Miranda was a specialty star and not a leading lady. Typically she was brought in to add some spice to a fluffy boy-meets-girl story set in an indeterminate South American locale with one of her exotic, upbeat numbers. “Gimme a Band!” offers a spare take on Miranda’s iconic Busby Berkeley-choreographed number “The Lady in the Tutti-Frutti Hat” from the mindless but fun “The Gang’s All Here.” But instead of Miranda backed by a hundred chorines toting huge bright yellow, papier-mâché bananas, here there are only three. It’s fun, but projections might have helped convey the magnitude of Miranda’s persona. Also, there’s an unmemorable version of “The Enchilada Man” featuring Miranda with Dean Martin (Daniel Smeriglio) and Jerry Lewis (Whalen again).

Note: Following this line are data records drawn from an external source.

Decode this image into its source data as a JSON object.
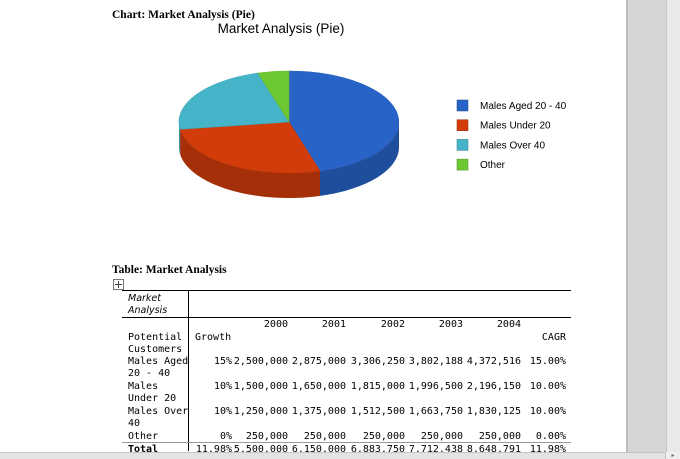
{
  "chart_caption": "Chart: Market Analysis (Pie)",
  "table_caption": "Table: Market Analysis",
  "chart_data": {
    "type": "pie",
    "title": "Market Analysis (Pie)",
    "categories": [
      "Males Aged 20 - 40",
      "Males Under 20",
      "Males Over 40",
      "Other"
    ],
    "values": [
      2500000,
      1500000,
      1250000,
      250000
    ],
    "colors": [
      "#2864c8",
      "#d23c0a",
      "#46b4c8",
      "#6ec832"
    ],
    "legend_position": "right",
    "style": "3d"
  },
  "table": {
    "title_line1": "Market",
    "title_line2": "Analysis",
    "years": [
      "2000",
      "2001",
      "2002",
      "2003",
      "2004"
    ],
    "potential_line1": "Potential",
    "potential_line2": "Customers",
    "growth_header": "Growth",
    "cagr_header": "CAGR",
    "rows": [
      {
        "label1": "Males Aged",
        "label2": "20 - 40",
        "growth": "15%",
        "values": [
          "2,500,000",
          "2,875,000",
          "3,306,250",
          "3,802,188",
          "4,372,516"
        ],
        "cagr": "15.00%"
      },
      {
        "label1": "Males",
        "label2": "Under 20",
        "growth": "10%",
        "values": [
          "1,500,000",
          "1,650,000",
          "1,815,000",
          "1,996,500",
          "2,196,150"
        ],
        "cagr": "10.00%"
      },
      {
        "label1": "Males Over",
        "label2": "40",
        "growth": "10%",
        "values": [
          "1,250,000",
          "1,375,000",
          "1,512,500",
          "1,663,750",
          "1,830,125"
        ],
        "cagr": "10.00%"
      },
      {
        "label1": "Other",
        "label2": "",
        "growth": "0%",
        "values": [
          "250,000",
          "250,000",
          "250,000",
          "250,000",
          "250,000"
        ],
        "cagr": "0.00%"
      }
    ],
    "total": {
      "label": "Total",
      "growth": "11.98%",
      "values": [
        "5,500,000",
        "6,150,000",
        "6,883,750",
        "7,712,438",
        "8,648,791"
      ],
      "cagr": "11.98%"
    }
  }
}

In one the show’s highlights, Rebecca Ballinger steps out of the chorus to perform Cole Porter’s “Something for the Boys” as a knowing Hollywood nightclub singer.
Costume designer Frank Labovitz dresses showbiz Miranda in flattering skirts with thigh-high splits and fabulous turbans inspired by myriad things including an explosion of fireworks and a bowl of tossed salad complete with big fork and spoon. Miranda’s sensational head gear was originally inspired by the dress of Afro-Brazilian market women in Bahia (Brazil’s northeastern state) who carry produce on their heads.
Despite some missteps, “Gimme a Band!” succeeds in giving the essence of Miranda’s life. It was glorious and sad. She gave until she no longer could.